Solliciter ses enfants au titre de l'obligation alimentaire
Chacun est appelé à proportion de ses moyens, jamais solidairement pour la totalité.
Un parent dont les ressources ne couvrent plus ses besoins peut demander une aide à ses enfants. C'est le versant montant de l'obligation alimentaire, moins connu que la pension versée pour un enfant, et pourtant très fréquent.
La demande vient souvent du parent lui-même, parfois du département qui a pris en charge un hébergement et se retourne vers la famille. Les deux situations suivent les mêmes principes.
Cette page expose un régime général et ne se prononce sur aucune situation particulière. Un litige familial se traite avec un avocat, et l'étude peut expliquer le cadre sans arbitrer.
Comment la charge se répartit
| Principe | Conséquence |
|---|---|
| Obligation proportionnée aux moyens | chacun contribue selon ses ressources et ses charges |
| Pas de solidarité entre enfants | aucun ne peut être poursuivi pour la totalité |
| Appel par degré | les enfants avant les petits-enfants |
| Révision libre | le montant suit l'évolution des situations |
La deuxième ligne est celle qui rassure le plus : un enfant aux revenus modestes n'a pas à combler ce que ses frères et sœurs ne versent pas.
Comment la demande se présente
- À l'amiable d'abord : un accord écrit entre le parent et ses enfants, chiffré et daté
- Par le département lorsqu'une aide sociale a été accordée pour un hébergement
- Devant le juge aux affaires familiales à défaut d'accord, qui fixe la contribution de chacun
- Avec des pièces : avis d'imposition, charges, ressources du parent, coût de l'établissement
Un accord amiable évite une procédure qui laisse des traces durables dans une famille, et il peut prévoir sa propre révision.

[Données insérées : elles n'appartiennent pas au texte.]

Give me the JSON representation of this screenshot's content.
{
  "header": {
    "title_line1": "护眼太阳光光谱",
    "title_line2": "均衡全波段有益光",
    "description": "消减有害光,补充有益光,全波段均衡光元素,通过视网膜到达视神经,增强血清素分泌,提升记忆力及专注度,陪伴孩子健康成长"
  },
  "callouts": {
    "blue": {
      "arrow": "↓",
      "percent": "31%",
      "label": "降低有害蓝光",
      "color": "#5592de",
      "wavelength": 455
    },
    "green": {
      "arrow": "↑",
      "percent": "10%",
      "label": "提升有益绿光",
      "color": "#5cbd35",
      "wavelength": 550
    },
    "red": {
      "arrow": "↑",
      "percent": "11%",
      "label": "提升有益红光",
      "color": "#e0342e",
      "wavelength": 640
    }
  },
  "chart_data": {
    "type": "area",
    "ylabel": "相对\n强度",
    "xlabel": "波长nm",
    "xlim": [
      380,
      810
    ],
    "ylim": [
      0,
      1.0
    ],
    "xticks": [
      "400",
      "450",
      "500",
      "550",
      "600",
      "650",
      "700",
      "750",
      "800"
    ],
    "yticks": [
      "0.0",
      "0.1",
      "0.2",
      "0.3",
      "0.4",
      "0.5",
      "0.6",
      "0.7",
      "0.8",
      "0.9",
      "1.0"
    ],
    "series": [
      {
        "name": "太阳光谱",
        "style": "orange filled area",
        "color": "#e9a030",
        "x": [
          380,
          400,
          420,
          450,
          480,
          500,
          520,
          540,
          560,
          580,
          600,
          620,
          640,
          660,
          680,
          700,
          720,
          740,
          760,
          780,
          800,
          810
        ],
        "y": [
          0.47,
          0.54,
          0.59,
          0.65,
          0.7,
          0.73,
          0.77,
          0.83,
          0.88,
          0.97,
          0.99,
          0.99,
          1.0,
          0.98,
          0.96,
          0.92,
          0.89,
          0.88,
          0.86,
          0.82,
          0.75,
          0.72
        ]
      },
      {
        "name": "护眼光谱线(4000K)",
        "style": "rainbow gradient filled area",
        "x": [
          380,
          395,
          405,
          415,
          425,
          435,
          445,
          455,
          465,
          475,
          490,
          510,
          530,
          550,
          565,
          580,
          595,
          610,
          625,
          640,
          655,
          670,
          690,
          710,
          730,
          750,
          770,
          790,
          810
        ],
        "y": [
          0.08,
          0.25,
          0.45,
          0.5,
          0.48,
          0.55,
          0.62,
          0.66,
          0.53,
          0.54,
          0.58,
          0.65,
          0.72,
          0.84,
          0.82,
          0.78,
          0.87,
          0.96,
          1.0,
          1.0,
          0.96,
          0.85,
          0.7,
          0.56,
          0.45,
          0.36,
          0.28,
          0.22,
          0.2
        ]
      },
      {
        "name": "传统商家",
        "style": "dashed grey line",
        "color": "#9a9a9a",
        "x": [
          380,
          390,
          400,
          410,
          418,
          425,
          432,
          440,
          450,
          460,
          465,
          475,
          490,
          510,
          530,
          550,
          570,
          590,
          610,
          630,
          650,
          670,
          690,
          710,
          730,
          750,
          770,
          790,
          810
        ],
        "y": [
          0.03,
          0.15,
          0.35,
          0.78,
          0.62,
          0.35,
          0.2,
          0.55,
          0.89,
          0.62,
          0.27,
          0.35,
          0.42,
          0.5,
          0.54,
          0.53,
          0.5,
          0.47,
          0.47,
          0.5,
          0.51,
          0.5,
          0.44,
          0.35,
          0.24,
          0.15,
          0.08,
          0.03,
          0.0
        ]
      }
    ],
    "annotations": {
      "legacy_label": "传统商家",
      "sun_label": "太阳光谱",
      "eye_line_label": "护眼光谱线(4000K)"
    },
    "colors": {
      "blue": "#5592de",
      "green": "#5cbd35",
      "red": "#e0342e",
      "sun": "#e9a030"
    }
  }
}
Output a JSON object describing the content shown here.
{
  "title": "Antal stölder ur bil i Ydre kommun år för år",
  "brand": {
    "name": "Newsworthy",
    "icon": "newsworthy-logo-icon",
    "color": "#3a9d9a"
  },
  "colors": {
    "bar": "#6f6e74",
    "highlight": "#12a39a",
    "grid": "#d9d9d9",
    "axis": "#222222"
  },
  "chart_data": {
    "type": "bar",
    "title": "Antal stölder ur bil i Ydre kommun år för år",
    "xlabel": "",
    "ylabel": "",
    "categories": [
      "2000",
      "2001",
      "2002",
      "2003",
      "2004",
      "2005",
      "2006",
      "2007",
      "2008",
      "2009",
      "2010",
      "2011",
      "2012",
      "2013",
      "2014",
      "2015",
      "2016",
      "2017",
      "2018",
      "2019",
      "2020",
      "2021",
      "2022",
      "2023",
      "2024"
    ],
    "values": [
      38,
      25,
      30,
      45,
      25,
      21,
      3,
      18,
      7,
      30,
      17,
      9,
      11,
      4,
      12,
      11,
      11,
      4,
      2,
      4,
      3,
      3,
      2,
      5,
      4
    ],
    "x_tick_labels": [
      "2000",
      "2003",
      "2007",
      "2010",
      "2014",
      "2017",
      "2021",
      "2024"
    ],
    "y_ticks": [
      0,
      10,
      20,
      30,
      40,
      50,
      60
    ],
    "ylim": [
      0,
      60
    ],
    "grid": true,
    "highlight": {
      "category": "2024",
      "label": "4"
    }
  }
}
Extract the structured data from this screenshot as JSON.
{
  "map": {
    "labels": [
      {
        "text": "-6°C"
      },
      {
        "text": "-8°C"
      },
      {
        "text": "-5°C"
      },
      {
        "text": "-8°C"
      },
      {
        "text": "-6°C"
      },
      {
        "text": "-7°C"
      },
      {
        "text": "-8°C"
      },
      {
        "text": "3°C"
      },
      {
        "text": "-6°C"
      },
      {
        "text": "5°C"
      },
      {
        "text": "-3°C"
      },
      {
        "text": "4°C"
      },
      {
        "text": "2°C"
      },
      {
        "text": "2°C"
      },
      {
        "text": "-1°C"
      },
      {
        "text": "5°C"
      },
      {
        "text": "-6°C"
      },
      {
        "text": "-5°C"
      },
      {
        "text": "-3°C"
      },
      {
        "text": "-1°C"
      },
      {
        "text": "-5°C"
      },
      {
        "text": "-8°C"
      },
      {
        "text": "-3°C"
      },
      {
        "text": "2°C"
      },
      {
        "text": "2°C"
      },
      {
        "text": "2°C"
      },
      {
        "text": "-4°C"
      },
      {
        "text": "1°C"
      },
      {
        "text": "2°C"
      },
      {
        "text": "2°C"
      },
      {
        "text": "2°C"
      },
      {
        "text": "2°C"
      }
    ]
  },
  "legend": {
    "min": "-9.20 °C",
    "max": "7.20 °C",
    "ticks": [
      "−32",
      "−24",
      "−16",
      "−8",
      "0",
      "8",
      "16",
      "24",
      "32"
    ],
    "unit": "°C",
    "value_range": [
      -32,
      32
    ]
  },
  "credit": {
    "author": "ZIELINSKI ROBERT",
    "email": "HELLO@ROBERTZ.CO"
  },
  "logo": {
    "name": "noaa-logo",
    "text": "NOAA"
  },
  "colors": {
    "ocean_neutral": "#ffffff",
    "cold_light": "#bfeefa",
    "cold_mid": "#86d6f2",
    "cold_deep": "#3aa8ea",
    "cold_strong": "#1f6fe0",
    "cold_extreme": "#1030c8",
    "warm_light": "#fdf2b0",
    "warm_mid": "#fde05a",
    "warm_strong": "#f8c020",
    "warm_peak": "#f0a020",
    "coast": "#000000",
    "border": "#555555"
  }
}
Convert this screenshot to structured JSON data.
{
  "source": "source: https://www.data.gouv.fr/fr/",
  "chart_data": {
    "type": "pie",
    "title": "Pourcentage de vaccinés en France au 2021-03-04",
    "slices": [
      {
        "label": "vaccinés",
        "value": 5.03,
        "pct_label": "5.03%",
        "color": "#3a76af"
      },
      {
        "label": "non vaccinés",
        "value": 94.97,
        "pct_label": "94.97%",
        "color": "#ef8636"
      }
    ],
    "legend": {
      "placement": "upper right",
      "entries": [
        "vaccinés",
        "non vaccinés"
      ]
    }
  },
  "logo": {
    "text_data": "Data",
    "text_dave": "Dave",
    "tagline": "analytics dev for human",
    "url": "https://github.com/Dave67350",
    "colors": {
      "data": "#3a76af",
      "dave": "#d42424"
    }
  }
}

Ce qui peut écarter l'obligation
Le juge peut décharger un enfant lorsque le parent a gravement manqué à ses obligations envers lui. Un abandon, un retrait de l'autorité parentale ou des violences établies fondent cette décharge.
Elle n'est jamais automatique et doit être demandée, preuves à l'appui. Le champ général de l'obligation est traité sur tout savoir sur l'obligation alimentaire.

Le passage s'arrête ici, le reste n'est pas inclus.